The fact that more and more people agree on the fact that enterprise 2.0 is mainly about the way we do things takes us back to corporate culture issues.
It’s not something that’s easy to deal with. Since it’s been proved that culture is a key performance factor and that it’s important to recruit people who are aligned with the corporate culture, one logical attitude would be to say “strengthen and preserve it”.
It’s also proved that launching a project which may not be aligned with the culture is like organizing failure. Which is logical because it would be like asking an enterprise to act the way she is not, to ask people to act according to values which are not those those they were hired for.
That leads us to the central question : what to do is your culture is not aligned with the goals you want to achieve
An obvious answer would be “change the goals”. Humanly securizin but not that efficient : goals highly depend on the market, are driven by competition and don’t only depends on the company itself. At this time comes the question of changing the corporae culture.
It’s not about forgetting the past, buiding a new identity (maybe sometimes…). It’s almost about identifying which components have to evolve, in which proportions, and how, in order the company would do what’s needed to meet its needs.
It’s exactly the main topic of Diagnosing And Changing Organizational Culture: Based on the Competing Values Framework which I read last week.
If we forget the present situation and only focus on defining what would be the suitable model for a company trying to face it’s present challenges, it’s clear that the “clan” and “adhocracy” dimensions are key to be efficient here and now. We can deduce that companies in which those dimensions are dominant are more likely to embrace their new challenges, adopt the new suitable way of working and the appropriate tools.
This feeling was confirmed by what I read. The adhocracy dimension is the less prevailing into organization. And the less present. Another interesting point : many companies are working on increasing “clan” and “adhocracy” and not the others (which are already hypertrophied).

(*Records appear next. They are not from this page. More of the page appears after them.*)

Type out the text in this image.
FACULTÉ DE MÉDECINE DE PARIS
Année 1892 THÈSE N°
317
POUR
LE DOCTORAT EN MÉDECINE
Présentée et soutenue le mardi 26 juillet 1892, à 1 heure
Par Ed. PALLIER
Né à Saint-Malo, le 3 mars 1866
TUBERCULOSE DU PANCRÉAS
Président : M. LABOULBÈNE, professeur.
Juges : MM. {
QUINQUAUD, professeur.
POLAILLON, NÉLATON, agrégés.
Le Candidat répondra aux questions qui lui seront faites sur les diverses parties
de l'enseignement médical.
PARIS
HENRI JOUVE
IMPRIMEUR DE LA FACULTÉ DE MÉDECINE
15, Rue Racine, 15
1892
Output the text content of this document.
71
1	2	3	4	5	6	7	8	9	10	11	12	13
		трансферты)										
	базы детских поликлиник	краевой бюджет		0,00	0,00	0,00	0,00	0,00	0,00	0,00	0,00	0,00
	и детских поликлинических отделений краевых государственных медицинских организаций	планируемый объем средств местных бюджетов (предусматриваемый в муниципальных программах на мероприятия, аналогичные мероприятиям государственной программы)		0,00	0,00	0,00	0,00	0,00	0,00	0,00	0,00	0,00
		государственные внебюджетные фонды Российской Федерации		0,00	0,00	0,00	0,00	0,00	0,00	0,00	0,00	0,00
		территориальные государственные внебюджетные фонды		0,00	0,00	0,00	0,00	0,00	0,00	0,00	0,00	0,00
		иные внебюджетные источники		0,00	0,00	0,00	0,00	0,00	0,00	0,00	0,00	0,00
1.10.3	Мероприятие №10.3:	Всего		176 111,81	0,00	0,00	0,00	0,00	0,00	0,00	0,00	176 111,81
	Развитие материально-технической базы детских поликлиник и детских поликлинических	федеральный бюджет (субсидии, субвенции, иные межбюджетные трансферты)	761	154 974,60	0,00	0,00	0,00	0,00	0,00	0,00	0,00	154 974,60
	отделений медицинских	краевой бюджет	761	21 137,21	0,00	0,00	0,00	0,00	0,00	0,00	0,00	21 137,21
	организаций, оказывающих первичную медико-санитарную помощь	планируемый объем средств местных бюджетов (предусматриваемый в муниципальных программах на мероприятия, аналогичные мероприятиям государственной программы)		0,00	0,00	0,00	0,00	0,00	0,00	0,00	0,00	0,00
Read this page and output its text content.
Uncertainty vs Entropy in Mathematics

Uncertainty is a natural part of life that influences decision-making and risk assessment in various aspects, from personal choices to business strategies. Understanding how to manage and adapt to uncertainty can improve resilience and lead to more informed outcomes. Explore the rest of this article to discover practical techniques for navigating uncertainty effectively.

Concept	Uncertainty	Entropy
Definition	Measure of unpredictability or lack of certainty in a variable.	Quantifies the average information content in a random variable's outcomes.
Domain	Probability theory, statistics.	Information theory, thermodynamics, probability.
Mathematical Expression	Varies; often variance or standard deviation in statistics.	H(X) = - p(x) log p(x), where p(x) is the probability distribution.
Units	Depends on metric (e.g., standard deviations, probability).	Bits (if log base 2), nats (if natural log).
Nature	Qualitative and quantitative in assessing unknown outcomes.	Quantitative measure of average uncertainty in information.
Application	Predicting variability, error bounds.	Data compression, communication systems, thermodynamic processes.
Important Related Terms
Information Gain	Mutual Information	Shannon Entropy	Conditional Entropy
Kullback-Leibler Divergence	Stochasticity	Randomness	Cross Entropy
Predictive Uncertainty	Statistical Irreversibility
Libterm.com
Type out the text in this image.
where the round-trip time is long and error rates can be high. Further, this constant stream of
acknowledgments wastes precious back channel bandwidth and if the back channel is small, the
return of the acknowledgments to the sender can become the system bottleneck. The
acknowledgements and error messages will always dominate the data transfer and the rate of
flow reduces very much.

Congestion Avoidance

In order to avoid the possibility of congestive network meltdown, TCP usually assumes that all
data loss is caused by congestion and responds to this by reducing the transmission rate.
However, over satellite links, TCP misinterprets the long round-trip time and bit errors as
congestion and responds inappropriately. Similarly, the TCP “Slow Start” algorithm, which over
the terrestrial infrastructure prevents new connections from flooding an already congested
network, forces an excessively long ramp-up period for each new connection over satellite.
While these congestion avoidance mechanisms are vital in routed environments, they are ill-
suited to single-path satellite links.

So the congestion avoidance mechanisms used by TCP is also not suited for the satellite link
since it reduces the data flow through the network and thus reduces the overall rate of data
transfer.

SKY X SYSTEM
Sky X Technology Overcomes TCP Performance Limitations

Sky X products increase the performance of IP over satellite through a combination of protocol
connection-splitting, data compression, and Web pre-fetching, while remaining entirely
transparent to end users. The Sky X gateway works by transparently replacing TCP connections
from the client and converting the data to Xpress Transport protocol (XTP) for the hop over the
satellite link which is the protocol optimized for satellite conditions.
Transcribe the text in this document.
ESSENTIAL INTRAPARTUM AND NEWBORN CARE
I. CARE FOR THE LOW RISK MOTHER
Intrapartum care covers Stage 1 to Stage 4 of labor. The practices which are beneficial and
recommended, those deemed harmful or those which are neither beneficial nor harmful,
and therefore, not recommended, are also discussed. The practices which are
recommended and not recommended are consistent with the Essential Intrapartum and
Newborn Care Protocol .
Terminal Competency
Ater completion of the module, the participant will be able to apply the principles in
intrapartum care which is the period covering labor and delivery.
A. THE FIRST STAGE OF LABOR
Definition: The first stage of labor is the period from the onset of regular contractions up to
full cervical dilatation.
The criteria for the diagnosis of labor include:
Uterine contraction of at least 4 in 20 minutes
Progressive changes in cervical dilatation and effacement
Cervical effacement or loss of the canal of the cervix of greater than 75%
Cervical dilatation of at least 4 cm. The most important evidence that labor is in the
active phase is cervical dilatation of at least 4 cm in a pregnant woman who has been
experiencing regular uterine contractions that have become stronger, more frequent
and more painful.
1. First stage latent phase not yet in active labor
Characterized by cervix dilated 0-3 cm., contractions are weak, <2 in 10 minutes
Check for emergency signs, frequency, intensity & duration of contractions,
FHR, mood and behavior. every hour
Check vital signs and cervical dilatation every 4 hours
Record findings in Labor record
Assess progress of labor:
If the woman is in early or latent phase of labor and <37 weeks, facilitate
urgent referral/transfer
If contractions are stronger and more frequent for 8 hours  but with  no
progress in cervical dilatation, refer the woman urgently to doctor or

Let’s compare it with the “ideal context” for enterprise 2.0 projects. Nothing to add !
Now have a look to where those initiatives happen today ; in companies (or “islets” inside organizations) where adhocracy is still alive or, at the opposite, in totally hierarchical companies that realize they need a more balanced culture in order to embrace their new challenges. We can guess Procter and Alcatel are in this second case. And Danone in the first : their legacy culture seems to be right one for 21th century challenges.
I think the last step before seing companies taking the whole 2.0 paradigm into account is understanding the need for a cultural shift. Not being “full adhocracy” companies but, at least, increasing this dimension.
Another interesting thing in the proposed methodology, is that it relies on consensus and force people to put in word what things mean and does not mean. A good way to fight agains irrational feards
Anyway enterprise 2.0 can spread in an adhocracy oriented company or a company which want to increase that dimension. But what about those whose principles are to stick on full hierarchical culture?